Milli Edebiyat Sanatçıları:
- Mehmet Emin Yurdakul
- Ziya Gökalp
- Ali Canip Yöntem
- Ömer Seyfettin
- Mehmet Fuat Köprülü
- Ahmet Hikmet Müftüoğlu…
Milli Edebiyat Akımından Etkilenen Sanatçılar:
- Yakup Kadri Karaosmanoğlu
- Halide Edip Adıvar
- Reşat Nuri Güntekin
- Refik Halit Karay
- Falih Rıfkı Atay
BEŞ HECECİLER
Özellikleri:
- Şiirlerinde Anadolu’yu coşkulu bir dille anlattılar.
- Milli Edebiyatın ölçü, biçim ve nazım şekillerini benimsemiş, o doğrultuda eserler vermişlerdir.
- Dize kümelerinde dörtlüklere bağlı kalmayıp yeni biçimler aramışlardır.
- İlk şiirlerinde aruzu kullanan Beş Hececiler şiire I. Dünya Savaşı ve Milli Mücadele döneminde başlamışlardır.
- Şiirde sade ve özentisiz olmayı tercih etmişler, eserlerinde konuşma dilini kullanmışlardır.

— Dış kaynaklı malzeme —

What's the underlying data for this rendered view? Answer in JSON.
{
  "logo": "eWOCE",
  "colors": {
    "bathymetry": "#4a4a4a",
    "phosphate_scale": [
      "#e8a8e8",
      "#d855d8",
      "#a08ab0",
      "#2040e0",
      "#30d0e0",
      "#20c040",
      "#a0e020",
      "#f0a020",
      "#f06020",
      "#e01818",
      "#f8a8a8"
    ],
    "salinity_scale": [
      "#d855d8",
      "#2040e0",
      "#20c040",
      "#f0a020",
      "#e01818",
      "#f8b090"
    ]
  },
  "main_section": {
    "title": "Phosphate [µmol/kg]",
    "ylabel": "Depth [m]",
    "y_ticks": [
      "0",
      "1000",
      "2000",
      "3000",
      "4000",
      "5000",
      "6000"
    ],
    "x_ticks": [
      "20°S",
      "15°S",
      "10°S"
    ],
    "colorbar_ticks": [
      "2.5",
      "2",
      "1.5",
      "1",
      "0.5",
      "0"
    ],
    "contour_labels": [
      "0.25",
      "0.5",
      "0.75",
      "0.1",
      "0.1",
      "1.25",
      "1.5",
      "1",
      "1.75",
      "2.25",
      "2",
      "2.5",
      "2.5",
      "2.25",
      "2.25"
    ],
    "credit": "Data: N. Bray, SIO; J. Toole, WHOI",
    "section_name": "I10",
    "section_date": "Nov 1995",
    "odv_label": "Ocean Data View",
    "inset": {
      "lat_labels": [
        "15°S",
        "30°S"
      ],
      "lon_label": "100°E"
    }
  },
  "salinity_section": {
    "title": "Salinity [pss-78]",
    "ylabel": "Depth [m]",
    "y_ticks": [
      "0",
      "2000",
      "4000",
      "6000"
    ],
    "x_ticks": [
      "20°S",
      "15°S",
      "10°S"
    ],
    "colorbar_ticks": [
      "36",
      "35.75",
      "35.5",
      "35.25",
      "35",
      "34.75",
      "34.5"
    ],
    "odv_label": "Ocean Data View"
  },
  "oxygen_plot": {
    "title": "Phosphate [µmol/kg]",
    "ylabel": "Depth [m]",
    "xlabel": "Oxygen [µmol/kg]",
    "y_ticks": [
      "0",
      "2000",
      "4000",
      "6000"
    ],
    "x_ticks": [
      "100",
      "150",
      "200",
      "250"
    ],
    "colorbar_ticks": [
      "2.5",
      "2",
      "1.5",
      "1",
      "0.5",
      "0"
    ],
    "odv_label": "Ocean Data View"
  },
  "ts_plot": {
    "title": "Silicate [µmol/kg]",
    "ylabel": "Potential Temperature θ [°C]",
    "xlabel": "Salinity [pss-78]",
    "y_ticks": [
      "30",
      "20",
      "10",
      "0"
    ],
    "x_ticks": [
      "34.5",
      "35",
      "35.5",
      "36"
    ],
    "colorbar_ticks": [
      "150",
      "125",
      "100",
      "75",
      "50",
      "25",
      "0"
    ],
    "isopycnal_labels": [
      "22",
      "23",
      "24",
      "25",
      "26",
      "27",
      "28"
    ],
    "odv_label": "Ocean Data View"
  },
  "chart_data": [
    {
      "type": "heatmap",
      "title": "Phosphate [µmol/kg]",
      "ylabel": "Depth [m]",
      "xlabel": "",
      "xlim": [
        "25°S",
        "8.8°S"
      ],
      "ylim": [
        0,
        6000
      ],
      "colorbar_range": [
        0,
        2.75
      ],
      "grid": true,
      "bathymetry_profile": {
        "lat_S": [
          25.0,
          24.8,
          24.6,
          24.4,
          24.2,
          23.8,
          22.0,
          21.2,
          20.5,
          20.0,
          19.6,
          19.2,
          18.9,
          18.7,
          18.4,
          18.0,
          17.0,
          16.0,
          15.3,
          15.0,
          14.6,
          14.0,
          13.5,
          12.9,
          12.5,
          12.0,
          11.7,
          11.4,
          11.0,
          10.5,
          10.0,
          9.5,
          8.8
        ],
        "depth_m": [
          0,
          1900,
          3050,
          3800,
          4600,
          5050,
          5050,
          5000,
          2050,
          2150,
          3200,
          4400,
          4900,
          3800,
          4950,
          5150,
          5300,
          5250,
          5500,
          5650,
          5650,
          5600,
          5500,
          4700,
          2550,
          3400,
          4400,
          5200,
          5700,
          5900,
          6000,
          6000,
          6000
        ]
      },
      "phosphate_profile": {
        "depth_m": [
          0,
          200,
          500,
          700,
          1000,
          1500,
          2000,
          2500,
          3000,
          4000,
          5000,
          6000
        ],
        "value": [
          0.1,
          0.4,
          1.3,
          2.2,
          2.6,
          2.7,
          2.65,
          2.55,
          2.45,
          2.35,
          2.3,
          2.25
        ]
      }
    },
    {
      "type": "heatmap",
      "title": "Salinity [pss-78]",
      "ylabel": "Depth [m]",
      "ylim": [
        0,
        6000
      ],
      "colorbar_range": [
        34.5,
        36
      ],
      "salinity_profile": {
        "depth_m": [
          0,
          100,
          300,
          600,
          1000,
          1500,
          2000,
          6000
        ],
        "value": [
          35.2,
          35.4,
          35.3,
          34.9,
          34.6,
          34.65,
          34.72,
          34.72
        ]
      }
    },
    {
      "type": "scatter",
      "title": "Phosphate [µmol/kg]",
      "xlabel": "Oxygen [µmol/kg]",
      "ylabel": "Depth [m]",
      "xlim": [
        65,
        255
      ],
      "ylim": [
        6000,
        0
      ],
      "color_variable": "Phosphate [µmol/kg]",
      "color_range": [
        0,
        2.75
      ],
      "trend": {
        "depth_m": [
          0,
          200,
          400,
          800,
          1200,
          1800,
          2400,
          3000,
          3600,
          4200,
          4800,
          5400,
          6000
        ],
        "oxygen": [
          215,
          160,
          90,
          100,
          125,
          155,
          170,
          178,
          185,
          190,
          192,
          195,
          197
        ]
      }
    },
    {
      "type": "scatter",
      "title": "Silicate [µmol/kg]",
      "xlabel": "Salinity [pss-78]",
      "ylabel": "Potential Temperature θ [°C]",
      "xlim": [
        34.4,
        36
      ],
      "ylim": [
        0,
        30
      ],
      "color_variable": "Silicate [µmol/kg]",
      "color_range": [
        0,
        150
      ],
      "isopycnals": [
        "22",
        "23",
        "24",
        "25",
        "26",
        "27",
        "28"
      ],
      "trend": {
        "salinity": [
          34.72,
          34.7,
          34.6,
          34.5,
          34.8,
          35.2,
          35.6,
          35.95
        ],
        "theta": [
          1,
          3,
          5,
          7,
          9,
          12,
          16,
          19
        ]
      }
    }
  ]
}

- Gerçekçi olmak istemişler ancak hemen hepsi romantizme sürüklenmiştir.
Beş Hececiler:
- Faruk Nafiz Çamlıbel
- Enis Behiç Koryürek
- Halit Fahri Ozansoy
- Orhan Seyfi Orhon
- Yusuf Ziya Ortaç
GARİP AKIMI (I. YENİ)
1941’de Orhan Veli Kanık, Oktay Rıfat ve Melih Cevdet birlikte yayımladıkları Garip adlı şiir kitabının önsözünde bu akımın ilkelerini ortaya koydular.
Özellikleri:
- Şiirde ölçüyü bırakıp serbest şiir yazma yoluna gittiler.
- Uyağı şiir için gerekli olmaktan çıkardılar.
- Her şeyi şiirin konusu haline getirdiler. Böylece şairane duygular şiirden uzaklaştırdılar.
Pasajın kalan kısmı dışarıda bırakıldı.